Facial Lacerations Keep the tissue moist with saline gauze before cleaning, after cleaning, and before suturing to minimize devitalization of the tissue. Keeping the tissue vital is beneficial for skin layer matching and to minimizing scarring. Betadine and peroxide can be caustic to tissue. Facial sutures should be removed in 3-5 days to further minimize scarring.
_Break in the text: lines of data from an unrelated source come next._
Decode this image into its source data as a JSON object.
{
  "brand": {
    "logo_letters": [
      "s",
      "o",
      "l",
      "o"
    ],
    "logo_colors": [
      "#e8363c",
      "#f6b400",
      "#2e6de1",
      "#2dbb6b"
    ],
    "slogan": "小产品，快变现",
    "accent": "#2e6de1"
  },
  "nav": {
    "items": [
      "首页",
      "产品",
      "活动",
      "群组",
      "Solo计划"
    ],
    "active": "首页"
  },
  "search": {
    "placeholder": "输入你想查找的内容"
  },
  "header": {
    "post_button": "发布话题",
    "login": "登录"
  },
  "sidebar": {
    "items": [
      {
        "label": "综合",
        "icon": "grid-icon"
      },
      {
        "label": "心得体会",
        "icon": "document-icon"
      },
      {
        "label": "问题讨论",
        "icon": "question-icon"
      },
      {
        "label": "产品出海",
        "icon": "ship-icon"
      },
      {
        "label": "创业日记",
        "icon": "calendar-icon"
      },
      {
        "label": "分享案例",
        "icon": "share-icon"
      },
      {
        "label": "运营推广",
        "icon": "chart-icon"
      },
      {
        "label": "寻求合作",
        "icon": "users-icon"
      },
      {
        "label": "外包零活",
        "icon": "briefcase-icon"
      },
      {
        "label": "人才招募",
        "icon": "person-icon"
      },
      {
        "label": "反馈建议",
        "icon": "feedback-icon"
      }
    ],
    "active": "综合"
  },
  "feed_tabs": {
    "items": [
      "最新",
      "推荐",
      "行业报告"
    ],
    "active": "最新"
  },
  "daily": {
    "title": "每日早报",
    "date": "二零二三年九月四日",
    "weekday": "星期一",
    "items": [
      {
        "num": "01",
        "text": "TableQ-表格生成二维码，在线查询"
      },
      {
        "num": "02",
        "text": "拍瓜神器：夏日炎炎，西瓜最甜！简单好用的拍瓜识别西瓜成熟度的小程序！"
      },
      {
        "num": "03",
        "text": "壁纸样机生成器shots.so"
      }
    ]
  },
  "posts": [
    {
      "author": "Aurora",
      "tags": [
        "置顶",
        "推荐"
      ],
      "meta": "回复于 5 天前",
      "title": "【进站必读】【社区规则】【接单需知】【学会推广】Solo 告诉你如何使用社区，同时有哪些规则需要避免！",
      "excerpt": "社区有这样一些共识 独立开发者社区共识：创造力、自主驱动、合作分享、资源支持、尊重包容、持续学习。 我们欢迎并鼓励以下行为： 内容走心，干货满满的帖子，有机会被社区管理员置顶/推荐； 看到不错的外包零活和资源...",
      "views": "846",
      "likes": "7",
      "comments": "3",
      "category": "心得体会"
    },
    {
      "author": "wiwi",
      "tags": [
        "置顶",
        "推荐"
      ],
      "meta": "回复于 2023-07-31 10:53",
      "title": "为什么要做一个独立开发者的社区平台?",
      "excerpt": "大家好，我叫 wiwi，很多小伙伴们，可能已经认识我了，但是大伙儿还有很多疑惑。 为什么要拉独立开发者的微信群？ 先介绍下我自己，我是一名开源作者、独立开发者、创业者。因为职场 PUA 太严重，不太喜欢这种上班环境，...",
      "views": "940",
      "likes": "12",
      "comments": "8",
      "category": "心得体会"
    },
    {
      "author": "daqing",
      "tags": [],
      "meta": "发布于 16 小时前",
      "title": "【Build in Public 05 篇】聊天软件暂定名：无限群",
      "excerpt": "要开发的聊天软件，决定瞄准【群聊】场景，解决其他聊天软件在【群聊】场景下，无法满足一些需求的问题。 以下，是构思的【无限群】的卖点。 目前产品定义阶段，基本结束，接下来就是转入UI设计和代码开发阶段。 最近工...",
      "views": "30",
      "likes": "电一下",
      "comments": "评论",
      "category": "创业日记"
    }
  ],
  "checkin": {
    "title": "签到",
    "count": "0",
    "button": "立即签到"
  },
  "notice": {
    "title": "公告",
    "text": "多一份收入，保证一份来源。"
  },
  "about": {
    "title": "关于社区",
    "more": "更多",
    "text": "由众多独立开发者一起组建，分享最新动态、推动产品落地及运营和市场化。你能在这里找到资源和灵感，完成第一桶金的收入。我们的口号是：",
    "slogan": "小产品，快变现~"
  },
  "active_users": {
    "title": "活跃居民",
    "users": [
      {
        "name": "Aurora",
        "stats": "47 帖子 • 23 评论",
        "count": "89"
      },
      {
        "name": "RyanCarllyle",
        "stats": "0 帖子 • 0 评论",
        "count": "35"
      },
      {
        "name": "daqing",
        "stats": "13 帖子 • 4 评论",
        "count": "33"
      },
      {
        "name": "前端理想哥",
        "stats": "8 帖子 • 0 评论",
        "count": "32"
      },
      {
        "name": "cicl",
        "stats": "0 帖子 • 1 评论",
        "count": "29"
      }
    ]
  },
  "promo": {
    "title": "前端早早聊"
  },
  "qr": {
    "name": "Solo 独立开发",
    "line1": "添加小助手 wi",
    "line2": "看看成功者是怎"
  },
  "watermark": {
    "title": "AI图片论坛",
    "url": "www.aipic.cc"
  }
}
Hemophilia Even minor trauma can cause major bleeding in the patient with hemophilia. Hemorrhage can occur anywhere in the body. Bleeding into a joint is extremely painful and leads to severe disability. Patients usually have severe pain associated with a joint bleed. The patients and family are knowledgeable about the disease. Therapy is FFP for hemophilia A and von Willebrand’s disease and factor VII for hemophilia B. Patients often have factor VII at home, but are unable to give it because of difficult intravenous access from repeated transfusions. Cryoprecipitate contains factor VIII. Most hemophiliac patients require large doses of narcotic analgesia because frequent use is necessary and a tolerance is built. Most patients know the amount of medication necessary to relieve their pain. Patients are often under treated by physicians for fear of contributing to an addiction. Laceration Lacerations are open cuts. Superficial lacerations are through the epidermis and dermis. Deep lacerations involve the deep muscle layers.
Suture Removal
Tetanus Prone Wounds Wounds greater than six hours old, avulsed, crushed with devitalized tissue, or contaminated with dirt, feces, or salvia are considered tetanus prone. Wound Age Wound age is a critical factor in deciding whether a wound should undergo primary closure. A wound more than six hours old is considered a high risk for infection.